Wertungsspiel Sonntag,  1.Juli. "Mir send halt a Tuniermannschaft", Oberstufe mit sehr gutem Erfolg . Am diesjährigen Wertungsspiel anlässlich des 34. Kreisverbandsmusikfestes in Geislingen haben wir mit dem Pflichtstück "Romantische Ouvertüre in B-Dur" und dem Wahlstück "The New Village" einen sehr guten Erfolg mit 88,5 Punkten erreicht. Wir konnten unseren Leistungsstand beweisen und uns endgültig als Oberstufenkapelle etablieren. Das mit den Gastmusikern 45 Mann und Frau starke Orchester wurde von Olli wieder auf den Punkt fit gemacht und erzielte nach 2006 in der Mittelstufe und 2008 in der Oberstufe erneut ein ausgezeichnetes Ergebnis. Und wieder hat es sich bestätigt: Mir send halt a Tuniermannschaft! Schon frühmorgens um 6.15 Uhr war Einspielen in der Aula der Schlossparkschule in Geislingen und um 7.45 Uhr das Wertungsspiel. Nach der Notenbekanntgabe um 17.00 Uhr feierten wir unseren Erfolg  im Festzelt. Wir fuhren mit dem Bus wieder nach Weildorf und spielten vom Adler bis ins Sportheim wo wir dann bis spät abends mit unseren Fans weiterfeierten. Ortsvorsteher Markus Gaus, der auch im Festzelt mit dabei war,  und unser Ehrendirigent Peter Hipp besuchten uns im Sportheim und gratulierten zum Erfolg.

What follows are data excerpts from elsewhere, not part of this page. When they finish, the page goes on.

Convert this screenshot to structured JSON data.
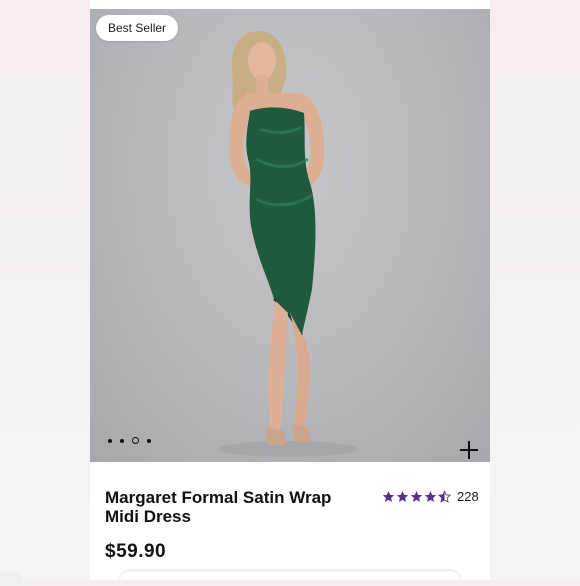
{
  "product": {
    "badge": "Best Seller",
    "title": "Margaret Formal Satin Wrap Midi Dress",
    "price": "$59.90",
    "rating_value": 4.5,
    "rating_count": "228",
    "star_color": "#5b2d8e"
  },
  "gallery": {
    "image_count": 4,
    "active_index": 2,
    "image_description_icon": "green-satin-dress-photo",
    "add_icon": "plus-icon"
  }
}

Wertungsspiel 1. Juli 2012

Konzertreise Weildorf/Bayern 2009

veröffentlicht um 05.01.2010, 04:45 von Unbekannter Nutzer   [ aktualisiert 11.07.2012, 10:19 von MVW Website ]

Auf Einladung des Musikvereins Weildorf-Bayern fuhren wir zusammen mit dem Sportverein zum 125-jährigen Jubiläum vom 15. bis 17. Mai ins schöne Berchtesgadener Land zu unseren Namensvettern nach Weildorf.

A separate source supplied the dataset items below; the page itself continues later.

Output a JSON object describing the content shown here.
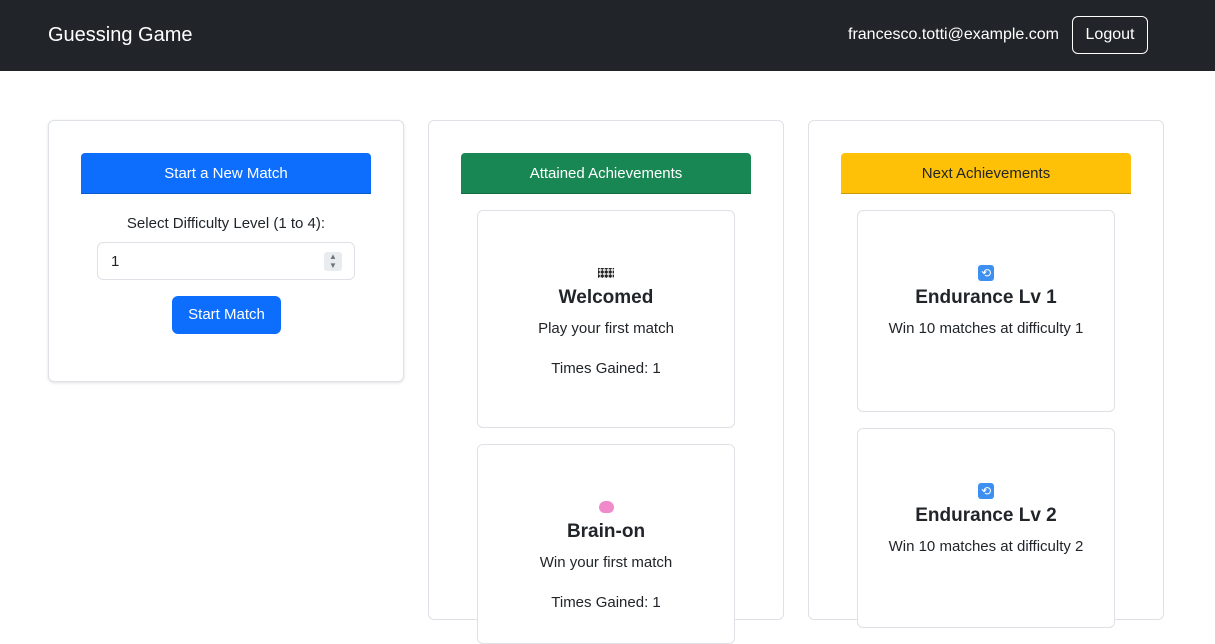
{
  "navbar": {
    "brand": "Guessing Game",
    "user_email": "francesco.totti@example.com",
    "logout_label": "Logout"
  },
  "new_match": {
    "header": "Start a New Match",
    "difficulty_label": "Select Difficulty Level (1 to 4):",
    "difficulty_value": "1",
    "start_label": "Start Match",
    "spinner_up": "▲",
    "spinner_down": "▼"
  },
  "attained": {
    "header": "Attained Achievements",
    "items": [
      {
        "icon": "checkered-flag",
        "title": "Welcomed",
        "description": "Play your first match",
        "times_label": "Times Gained: 1"
      },
      {
        "icon": "brain",
        "title": "Brain-on",
        "description": "Win your first match",
        "times_label": "Times Gained: 1"
      }
    ]
  },
  "next": {
    "header": "Next Achievements",
    "items": [
      {
        "icon": "repeat",
        "icon_glyph": "⟲",
        "title": "Endurance Lv 1",
        "description": "Win 10 matches at difficulty 1"
      },
      {
        "icon": "repeat",
        "icon_glyph": "⟲",
        "title": "Endurance Lv 2",
        "description": "Win 10 matches at difficulty 2"
      }
    ]
  },
  "colors": {
    "navbar": "#212529",
    "primary": "#0d6efd",
    "success": "#198754",
    "warning": "#ffc107"
  }
}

Los ging’s am Freitag um 9.00 Uhr. Unser Busfahrer Berthold kam mit dem Doppeldecker der Firma Maas und einem geräumigen Anhänger, so dass alle Musiker und SVler sowie
alles Gepäck und unsere Instrumente Platz hatten. Pech nur, ein Rad am Anhänger hatte einen Platten, so dass sich die Abfahrt etwas verzögerte. Mit Pannenspray und frischer Luft
aus Empfingen ging’s dann auf die gut 420 km lange Fahrt. Zum Frühstück fuhren wir an der Raststätte Langenau ab, und ließen uns die mitgebrachten Brezeln, Pfefferbeißer mit einem Becher Sekt oder Orangensaft schmecken. Zur Mittagszeit gab’s einen Aufenthalt in der Münchener Innenstadt. Ein Teil der Gruppe ging direkt ins Hofbräuhaus, ein anderer Teil ab zum Shoppen, der Rest verbrachte die Zeit im Biergarten am Viktualienmarkt. Auf der Weiterfahrt wurde auch noch unser Münchner Rainer Eger aufgegabelt, dann ging’s ohne Pause weiter nach Weildorf.

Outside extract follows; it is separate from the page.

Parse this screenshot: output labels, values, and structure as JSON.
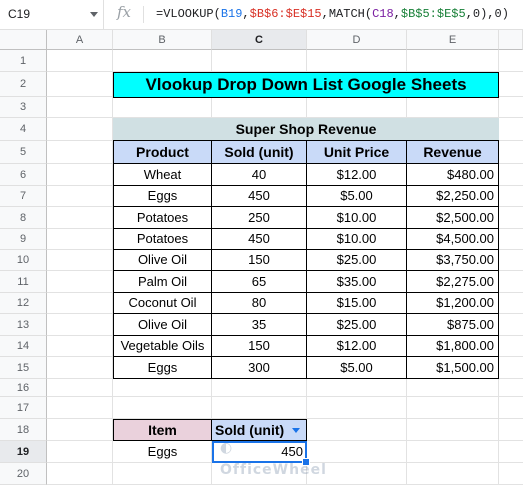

Auf dem Festplatz warteten bereits unsere Gastgeber, und wir wurden mit Sekt und Häppchen empfangen. Bei der Quartierverteilung stellte sich heraus, dass auch (fast) alle eine Unterkunft hatten. Nachdem die letzten Unklarheiten beseitigt waren, beförderte uns Berthold zu den Unterkünften, um uns nach einer Dusche später wieder abzuholen. Da am Freitag Abend das Fest noch nicht eröffnet war, nahmen wir die Bar in Beschlag und konnten uns an dem herrlich hergerichteten Buffet bedienen. Zu späterer Stunde unterhielten uns Günter und Klaus-Dieter auf dem Akkordeon und es wurde kräftig gesungen.
Der Samstag war zunächst noch zur freien Verfügung. Mit dem Bus unter Führung von Pfarrer Horst Kreß ging’s nach Berchtesgaden, wo sich die Gruppe in Wanderer und Nicht-Wanderer aufteilte. Die nicht Wanderer verbrachten den Tag am nahen Königsee. Die Wandergruppe machte sich auf den Weg zur Kneifelspitze, dem 1189 m hohen Hausberg von Berchtesgaden. Beim Aufstieg war das Wetter noch ziemlich bewölkt und es bot sich oben leider keine gute Aussicht. Nach einem guten Essen ging’s wieder bergab. Da uns der Bus nicht wieder am ursprünglichen Punkt abholen konnte (es gab nur eine bescheidene Wendemöglichkeit) wanderten wir durch Berch tesgaden zum neuen Treffpunkt am Busbahnhof. Nachdem alle wieder komplett waren, ging’s zurück in die Unterkünfte zum „Styling“ für den ersten offiziellen Termin.
Um 18.00 Uhr war Antreten beim Festzelt und es ging mit einem kleinen Umzug zum Festakt an die Kirche in Weildorf. Nach den Reden spielten alle anwesenden Kapellen zusammen einen Marsch, den wir als quasi Ehrengäste eröffnen durften.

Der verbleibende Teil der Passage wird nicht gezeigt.